Hi folks 👋 The following will be releasing in version 2.5.0 of the Terraform AWS Provider shortly:

rverma-nikiai commented 5 years ago

@bflad Is this released?

tdmalone commented 5 years ago

@rverma-nikiai The resources available for the AWS provider can be found at https://www.terraform.io/docs/providers/aws/ - if you type 'sagemaker' in the search box at the top left the resources mentioned above (and the new argument) have indeed been released.

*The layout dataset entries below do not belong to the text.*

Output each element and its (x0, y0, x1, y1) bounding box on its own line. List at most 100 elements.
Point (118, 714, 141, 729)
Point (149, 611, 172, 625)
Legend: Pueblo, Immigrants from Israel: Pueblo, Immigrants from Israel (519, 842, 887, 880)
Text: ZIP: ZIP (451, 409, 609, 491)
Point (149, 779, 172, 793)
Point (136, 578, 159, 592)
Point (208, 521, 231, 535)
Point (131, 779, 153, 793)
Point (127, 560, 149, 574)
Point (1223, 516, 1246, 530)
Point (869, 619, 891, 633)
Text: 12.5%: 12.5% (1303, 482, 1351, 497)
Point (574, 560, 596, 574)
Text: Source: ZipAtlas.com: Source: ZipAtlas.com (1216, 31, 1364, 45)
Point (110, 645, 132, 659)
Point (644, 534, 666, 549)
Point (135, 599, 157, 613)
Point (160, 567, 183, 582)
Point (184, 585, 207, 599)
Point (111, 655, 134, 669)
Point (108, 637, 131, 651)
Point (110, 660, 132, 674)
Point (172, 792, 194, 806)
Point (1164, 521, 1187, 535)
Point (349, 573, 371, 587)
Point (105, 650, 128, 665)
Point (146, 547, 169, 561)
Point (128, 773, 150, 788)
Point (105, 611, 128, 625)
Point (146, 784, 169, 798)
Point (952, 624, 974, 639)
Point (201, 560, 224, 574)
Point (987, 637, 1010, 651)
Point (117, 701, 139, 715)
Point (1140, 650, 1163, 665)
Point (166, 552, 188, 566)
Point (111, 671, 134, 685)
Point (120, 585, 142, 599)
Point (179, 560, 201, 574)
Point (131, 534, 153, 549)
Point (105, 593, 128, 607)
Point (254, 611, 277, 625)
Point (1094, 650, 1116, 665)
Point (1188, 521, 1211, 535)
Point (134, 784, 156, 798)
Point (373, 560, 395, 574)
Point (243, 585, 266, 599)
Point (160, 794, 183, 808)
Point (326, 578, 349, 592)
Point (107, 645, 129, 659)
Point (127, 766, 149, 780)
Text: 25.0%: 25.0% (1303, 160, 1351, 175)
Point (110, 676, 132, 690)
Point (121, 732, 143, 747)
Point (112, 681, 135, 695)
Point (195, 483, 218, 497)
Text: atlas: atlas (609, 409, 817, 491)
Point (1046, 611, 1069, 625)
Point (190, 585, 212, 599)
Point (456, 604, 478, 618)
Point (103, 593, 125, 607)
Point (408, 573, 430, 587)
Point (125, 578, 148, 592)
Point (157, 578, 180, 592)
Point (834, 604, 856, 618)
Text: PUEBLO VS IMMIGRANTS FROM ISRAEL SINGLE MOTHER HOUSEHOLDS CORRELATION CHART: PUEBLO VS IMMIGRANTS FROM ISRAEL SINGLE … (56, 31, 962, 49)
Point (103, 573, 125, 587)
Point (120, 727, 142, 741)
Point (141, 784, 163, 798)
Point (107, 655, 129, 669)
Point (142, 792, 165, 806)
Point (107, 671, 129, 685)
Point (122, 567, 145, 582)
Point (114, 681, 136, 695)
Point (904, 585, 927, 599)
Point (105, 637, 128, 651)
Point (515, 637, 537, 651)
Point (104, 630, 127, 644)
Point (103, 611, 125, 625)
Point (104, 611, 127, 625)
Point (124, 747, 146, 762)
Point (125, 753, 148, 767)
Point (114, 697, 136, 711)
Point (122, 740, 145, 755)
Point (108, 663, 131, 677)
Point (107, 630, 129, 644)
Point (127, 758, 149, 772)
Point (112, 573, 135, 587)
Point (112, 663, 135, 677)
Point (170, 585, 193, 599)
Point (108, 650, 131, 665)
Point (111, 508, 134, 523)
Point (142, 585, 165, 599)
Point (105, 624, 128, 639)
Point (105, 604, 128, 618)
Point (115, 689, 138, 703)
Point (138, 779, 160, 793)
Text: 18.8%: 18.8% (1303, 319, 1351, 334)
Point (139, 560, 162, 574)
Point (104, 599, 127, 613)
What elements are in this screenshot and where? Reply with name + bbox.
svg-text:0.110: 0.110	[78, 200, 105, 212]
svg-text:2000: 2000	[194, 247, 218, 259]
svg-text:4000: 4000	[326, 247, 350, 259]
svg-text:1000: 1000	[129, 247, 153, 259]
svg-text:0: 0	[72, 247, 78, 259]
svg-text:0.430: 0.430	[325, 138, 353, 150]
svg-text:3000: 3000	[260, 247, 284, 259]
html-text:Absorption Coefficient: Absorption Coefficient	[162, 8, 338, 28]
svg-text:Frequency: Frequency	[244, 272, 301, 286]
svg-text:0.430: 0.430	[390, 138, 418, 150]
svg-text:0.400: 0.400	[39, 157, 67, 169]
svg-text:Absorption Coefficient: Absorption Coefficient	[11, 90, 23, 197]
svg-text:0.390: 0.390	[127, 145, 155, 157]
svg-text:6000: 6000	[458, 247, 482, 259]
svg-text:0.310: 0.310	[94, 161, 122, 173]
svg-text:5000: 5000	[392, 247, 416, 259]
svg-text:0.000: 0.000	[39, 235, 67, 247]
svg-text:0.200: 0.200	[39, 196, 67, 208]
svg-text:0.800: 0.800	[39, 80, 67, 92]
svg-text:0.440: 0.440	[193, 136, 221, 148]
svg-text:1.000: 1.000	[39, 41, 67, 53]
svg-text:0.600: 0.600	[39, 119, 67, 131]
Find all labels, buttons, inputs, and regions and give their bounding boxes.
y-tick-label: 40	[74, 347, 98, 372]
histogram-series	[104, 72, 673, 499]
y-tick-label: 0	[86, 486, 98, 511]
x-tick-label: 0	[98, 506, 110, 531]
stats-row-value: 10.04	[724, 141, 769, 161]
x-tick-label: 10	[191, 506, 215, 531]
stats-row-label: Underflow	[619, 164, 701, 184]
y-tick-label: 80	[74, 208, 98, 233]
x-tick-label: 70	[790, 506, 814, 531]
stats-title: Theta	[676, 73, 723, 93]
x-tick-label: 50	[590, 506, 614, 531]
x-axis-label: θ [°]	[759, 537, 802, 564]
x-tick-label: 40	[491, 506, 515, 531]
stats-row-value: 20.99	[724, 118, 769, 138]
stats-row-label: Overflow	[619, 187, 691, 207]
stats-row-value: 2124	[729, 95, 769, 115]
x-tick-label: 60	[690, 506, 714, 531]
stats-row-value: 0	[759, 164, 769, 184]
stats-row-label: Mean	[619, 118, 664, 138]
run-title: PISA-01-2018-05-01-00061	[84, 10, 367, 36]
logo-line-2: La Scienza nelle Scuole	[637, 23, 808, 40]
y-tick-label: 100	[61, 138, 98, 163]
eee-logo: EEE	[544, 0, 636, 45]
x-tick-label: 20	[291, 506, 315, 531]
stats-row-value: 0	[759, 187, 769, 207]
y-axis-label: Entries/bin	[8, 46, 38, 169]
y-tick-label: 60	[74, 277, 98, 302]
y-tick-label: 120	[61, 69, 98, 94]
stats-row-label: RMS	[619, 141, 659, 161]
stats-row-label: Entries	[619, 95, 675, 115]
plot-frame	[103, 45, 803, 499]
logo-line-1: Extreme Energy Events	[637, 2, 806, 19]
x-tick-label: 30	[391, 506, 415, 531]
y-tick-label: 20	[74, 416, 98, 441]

bcatubig commented 5 years ago

Created a new PR for DirectInternetAccess support as I nuked my previous PR by mistake. The new PR is https://github.com/terraform-providers/terraform-provider-aws/pull/8618

LarsNeR commented 5 years ago

Is it possible to change the timeout for creating the sagemaker endpoint? For me it stops after 1m saying

ResourceNotReady: failed waiting for successful resource state

Usually creating the endpoint I have takes around 15 minutes. Adding timeouts { create = "30m" delete = "30m" } like it is possible on other resources gives me:

Error decoding timeout: Timeout Key (create) is not supported

bflad commented 5 years ago

Hi @LarsNeR 👋 My recommendation would be to open submit new GitHub issues following the bug report and feature request templates for existing functionality. These large "support service X" GitHub issues tend to not have a clear definition of done and usually get closed out in preference of more targeted issues for tracking individual asks.